Analyzing the impact of price changes.
Assessment of risk in financial services and insurance domain.

The linear regression analysis is been concluded by taking a linear equation

y = mx + c

. Where m is the slope and it shows the rate of regression that is positive or negative.When the value of the independent variable increases in the x-axis and the value of the dependent value increases in the y-axis then the regression is positive as well and when the value of the independent value increases in the x-axis but the value of the dependent value in the y axis decreases then the regression value is negative.

After plotting the Regression line to get an estimated value, We need to get the difference between the estimated value and the data points, that difference is the error. After getting the errors for each data point we need to get the minimum error by the least square method.

Let us move into our code snippet and do the same in terms of python code.

Step 1. Importing required modules

import pandas as pd
import numpy as np
import matplotlib.pyplot as plt
from sklearn.metrics import mean_squared_error
from sklearn.linear_model import LinearRegression
plt.rcParams['figure.figsize'] = (20.0, 10.0)

Step 2. Reading our Dataset

Let us read a dataset using

pandas.read_csv()

method and load the same to the variable named data. Here we are taking a dataset of babies containing two predictive variables head_size(cm^3) and weight(gram).

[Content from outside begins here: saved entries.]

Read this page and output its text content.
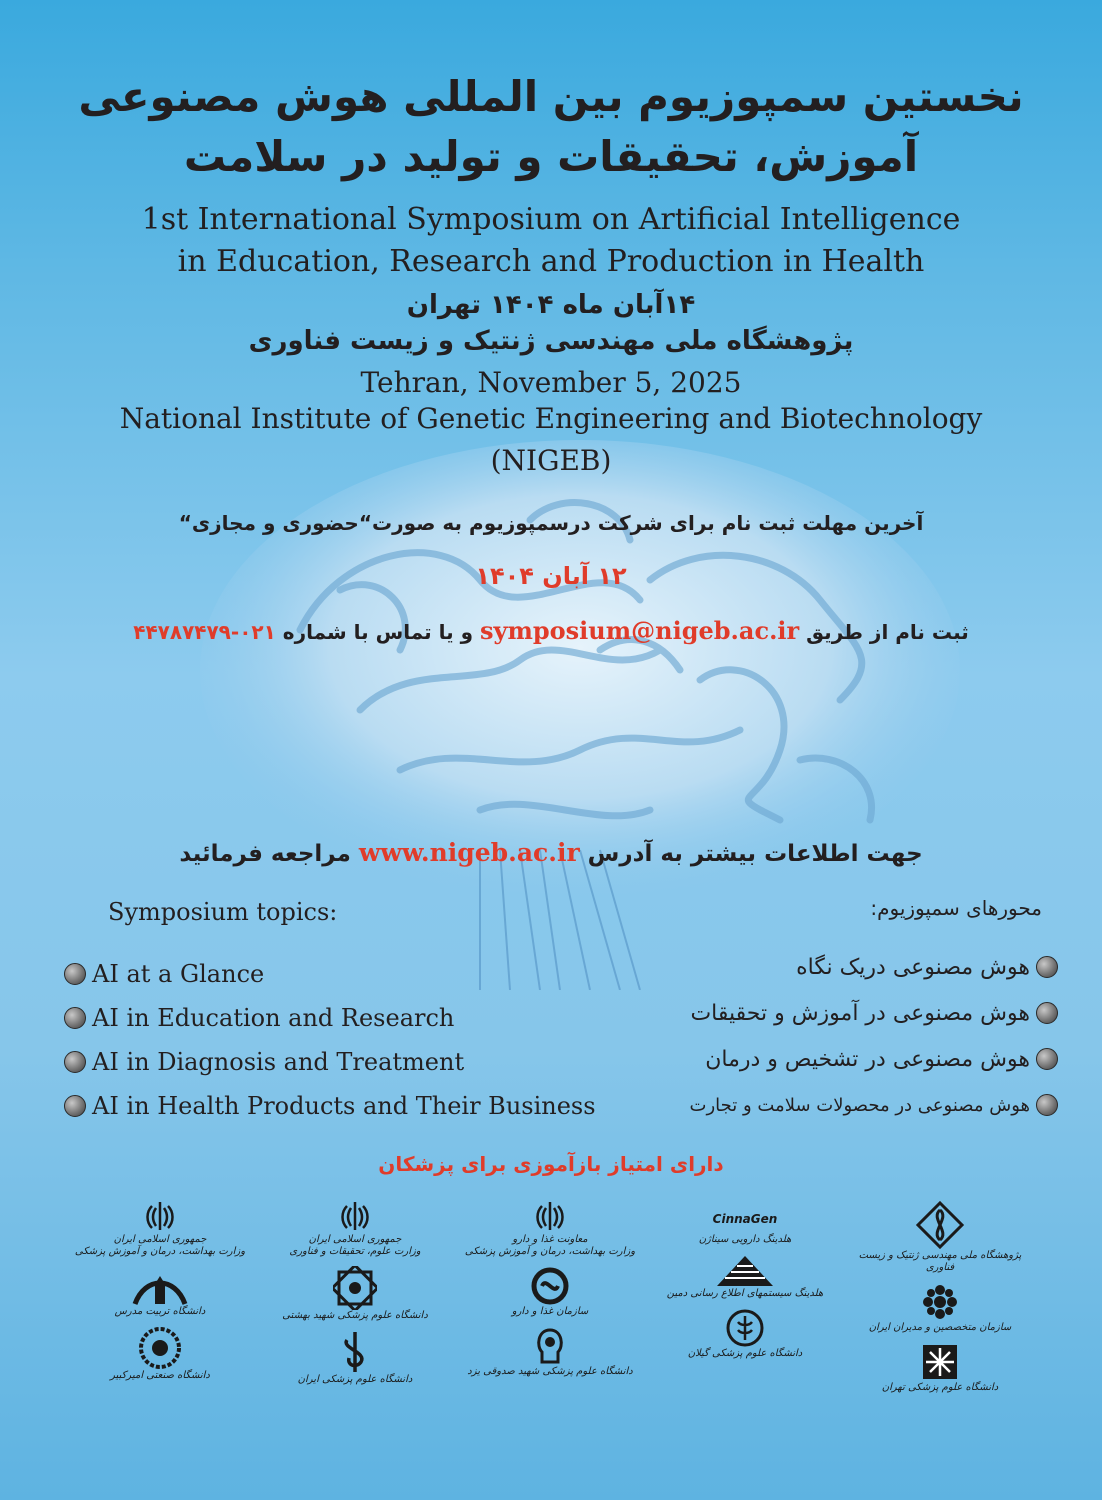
نخستین سمپوزیوم بین المللی هوش مصنوعی
آموزش، تحقیقات و تولید در سلامت
1st International Symposium on Artificial Intelligence
in Education, Research and Production in Health
۱۴آبان ماه ۱۴۰۴ تهران
پژوهشگاه ملی مهندسی ژنتیک و زیست فناوری
Tehran, November 5, 2025
National Institute of Genetic Engineering and Biotechnology
(NIGEB)
آخرین مهلت ثبت نام برای شرکت درسمپوزیوم به صورت“حضوری و مجازی“
۱۲ آبان ۱۴۰۴
ثبت نام از طریق symposium@nigeb.ac.ir و یا تماس با شماره ۰۲۱-۴۴۷۸۷۴۷۹
جهت اطلاعات بیشتر به آدرس www.nigeb.ac.ir مراجعه فرمائید
Symposium topics:	محورهای سمپوزیوم:
AI at a Glance
AI in Education and Research
AI in Diagnosis and Treatment
AI in Health Products and Their Business
هوش مصنوعی دریک نگاه
هوش مصنوعی در آموزش و تحقیقات
هوش مصنوعی در تشخیص و درمان
هوش مصنوعی در محصولات سلامت و تجارت
دارای امتیاز بازآموزی برای پزشکان
جمهوری اسلامی ایران
وزارت بهداشت، درمان و آموزش پزشکی
دانشگاه تربیت مدرس
دانشگاه صنعتی امیرکبیر
جمهوری اسلامی ایران
وزارت علوم، تحقیقات و فناوری
دانشگاه علوم پزشکی شهید بهشتی
دانشگاه علوم پزشکی ایران
معاونت غذا و دارو
وزارت بهداشت، درمان و آموزش پزشکی
سازمان غذا و دارو
دانشگاه علوم پزشکی شهید صدوقی یزد
CinnaGen
هلدینگ دارویی سیناژن
هلدینگ سیستمهای اطلاع رسانی دمین
دانشگاه علوم پزشکی گیلان
پژوهشگاه ملی مهندسی ژنتیک و زیست فناوری
سازمان متخصصین و مدیران ایران
دانشگاه علوم پزشکی تهران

data = pd.read_csv('/content/dataset.csv', delimiter = ",", header = "infer")
print(data.shape)
data.head()

index	Unnamed: 0	Gender	age	head_size(cm^3)	weight(gram)
0	0	m	1	4512	1530
1	1	m	1	3783	1297
2	2	m	1	4261	1335
3	3	f	1	3777	1282
4	4	m	1	4177	1590

Step 3. Fetch data from our dataset and load it into respective variables

#loading the head_size data into X variable as an array
X = data['head_size(cm^3)'].values

#Similarly loading the weight data into Y array
Y = data['weight(gram)'].values

#getting Mean for X and Y data points and loading the same into mean_x and mean_y respectively.
mean_x = np.mean(X)
mean_y = np.mean(Y)

#total no. of values
n = len(X)

Step 4: Plotting our Regression Graph

#creating our normalized equation for regression line by taking b0 as constant term and b1 as the slope
numerator = 0
denominator = 0
for i in range(n):
  numerator += (X[i] - mean_x) * (Y[i] - mean_y)
  denominator +=(X[i] - mean_x) ** 2
b1 = numerator/denominator
b0 = mean_y - (b1 * mean_x)

max_x = np.max(X) + 100
min_x = np.min(X) - 100
x = np.linspace(min_x, max_x, 1000)
y = b0 + b1*x

#plotting our regression line using normalized linear euation created ceated above
plt.plot(x, y, color='red', label = 'Regression Line')

#plotting out data points from the dataset
plt.scatter(X, Y, color='green', label = 'Scatter Plot')

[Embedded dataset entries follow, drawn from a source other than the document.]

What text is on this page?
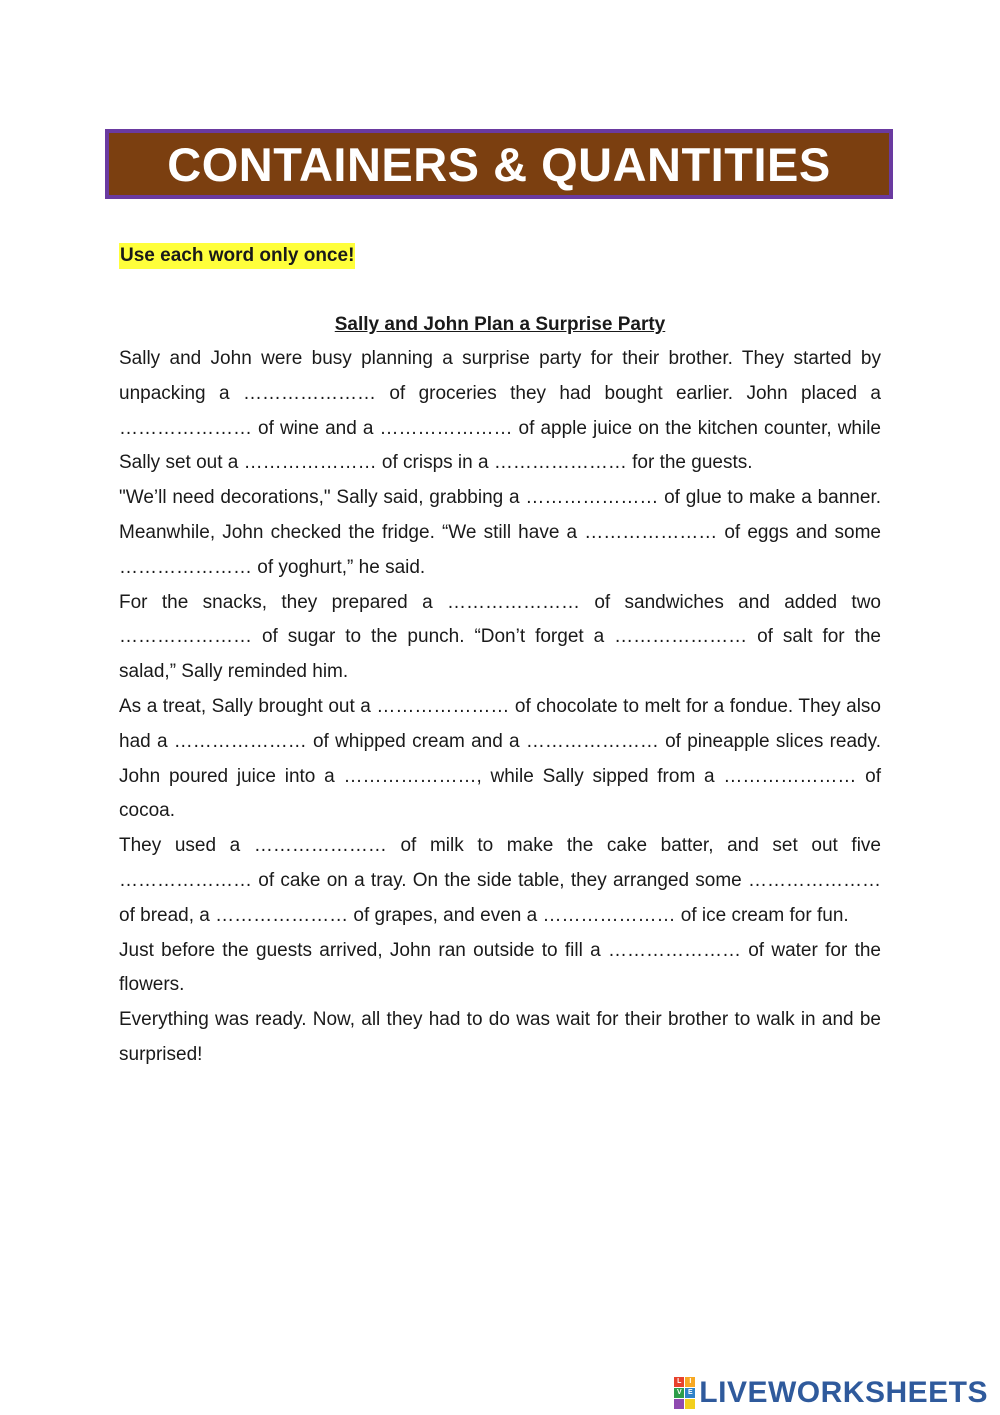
CONTAINERS & QUANTITIES
Use each word only once!
Sally and John Plan a Surprise Party

Sally and John were busy planning a surprise party for their brother. They started by unpacking a ………………… of groceries they had bought earlier. John placed a ………………… of wine and a ………………… of apple juice on the kitchen counter, while Sally set out a ………………… of crisps in a ………………… for the guests.

"We’ll need decorations," Sally said, grabbing a ………………… of glue to make a banner. Meanwhile, John checked the fridge. “We still have a ………………… of eggs and some ………………… of yoghurt,” he said.

For the snacks, they prepared a ………………… of sandwiches and added two ………………… of sugar to the punch. “Don’t forget a ………………… of salt for the salad,” Sally reminded him.

As a treat, Sally brought out a ………………… of chocolate to melt for a fondue. They also had a ………………… of whipped cream and a ………………… of pineapple slices ready. John poured juice into a …………………, while Sally sipped from a ………………… of cocoa.

They used a ………………… of milk to make the cake batter, and set out five ………………… of cake on a tray. On the side table, they arranged some ………………… of bread, a ………………… of grapes, and even a ………………… of ice cream for fun.

Just before the guests arrived, John ran outside to fill a ………………… of water for the flowers.

Everything was ready. Now, all they had to do was wait for their brother to walk in and be surprised!

L	I
V E LIVEWORKSHEETS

plt.xlabel('Head size in cm cube')
plt.ylabel('Weight in grams')
plt.legend()
plt.show()

In the above code snippet, we just form our equation for the regression line (i.e.

y = b0 + b1*x

where b0 is a constant term and b1 is the slope ) and plotting our data points in the dataset taken.

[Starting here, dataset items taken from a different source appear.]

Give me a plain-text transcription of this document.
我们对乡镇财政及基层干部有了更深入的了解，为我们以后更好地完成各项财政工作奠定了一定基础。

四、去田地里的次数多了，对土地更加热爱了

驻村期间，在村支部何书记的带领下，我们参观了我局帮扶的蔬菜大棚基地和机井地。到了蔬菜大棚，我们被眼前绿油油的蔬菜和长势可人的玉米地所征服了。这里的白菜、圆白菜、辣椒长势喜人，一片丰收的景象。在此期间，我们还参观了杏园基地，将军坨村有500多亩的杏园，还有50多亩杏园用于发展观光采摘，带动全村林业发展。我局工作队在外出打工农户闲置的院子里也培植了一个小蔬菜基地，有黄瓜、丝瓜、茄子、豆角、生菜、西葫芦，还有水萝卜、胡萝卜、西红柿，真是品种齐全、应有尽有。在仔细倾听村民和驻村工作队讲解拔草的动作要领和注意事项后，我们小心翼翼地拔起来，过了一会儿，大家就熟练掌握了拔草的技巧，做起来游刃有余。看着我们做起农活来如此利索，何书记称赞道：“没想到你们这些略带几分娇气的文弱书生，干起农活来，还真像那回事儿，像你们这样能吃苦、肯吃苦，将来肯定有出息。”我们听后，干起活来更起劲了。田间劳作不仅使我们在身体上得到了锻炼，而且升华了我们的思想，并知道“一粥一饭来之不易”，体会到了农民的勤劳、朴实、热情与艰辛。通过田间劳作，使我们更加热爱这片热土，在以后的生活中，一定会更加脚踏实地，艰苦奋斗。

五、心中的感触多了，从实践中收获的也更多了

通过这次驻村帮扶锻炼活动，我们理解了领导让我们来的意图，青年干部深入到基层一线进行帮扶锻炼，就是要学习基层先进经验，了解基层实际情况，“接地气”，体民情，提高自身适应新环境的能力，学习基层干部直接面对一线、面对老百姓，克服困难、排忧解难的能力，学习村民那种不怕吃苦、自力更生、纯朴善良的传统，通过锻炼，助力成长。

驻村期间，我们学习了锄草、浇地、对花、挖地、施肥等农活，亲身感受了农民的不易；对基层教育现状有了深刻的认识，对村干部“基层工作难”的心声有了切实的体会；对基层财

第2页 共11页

Step 5: Getting our Prediction values

In this step, we will create our model using the

LinearRegression()

method and use the model to get the predictive value as well which is our main goal. along with the predictive value, we will get the mean error in our regression graph. Let’s follow the below code snippet for the same.

ss_t = 0
ss_r = 0
for i in range(n):
  y_pred = b0 + b1 * X[i]
  ss_t += (Y[i] - mean_y) ** 2
  ss_r += (Y[i] - y_pred) ** 2
r2 = 1 - (ss_r/ss_t)
X = X.reshape((n, 1))

#creting our model
reg = LinearRegression()
reg = reg.fit(X, Y)

#getting the predicted value for the dependent variable Y 
Y_pred = reg.predict(X)

#getting the mean_squared_error as descibed in our diagrm above
mse = mean_squared_error(Y, Y_pred)

#calculating the final prediction by using the model and passing the data points as parameters and printing the same
r2_score = reg.score(X, Y)
print(r2_score)

#print the mean error getting the square root of mean_squared_error
print(np.sqrt(mse))

#We got the output as follows 
       0.49777526481038026
       90.49284561870854

Conclusion

Today we discussed a very interesting topic which is Linear regression. We learned a little knowledge about Regression analysis as well. Hope you just go through our code snippet and got the same. We must visit again with some more exciting topics.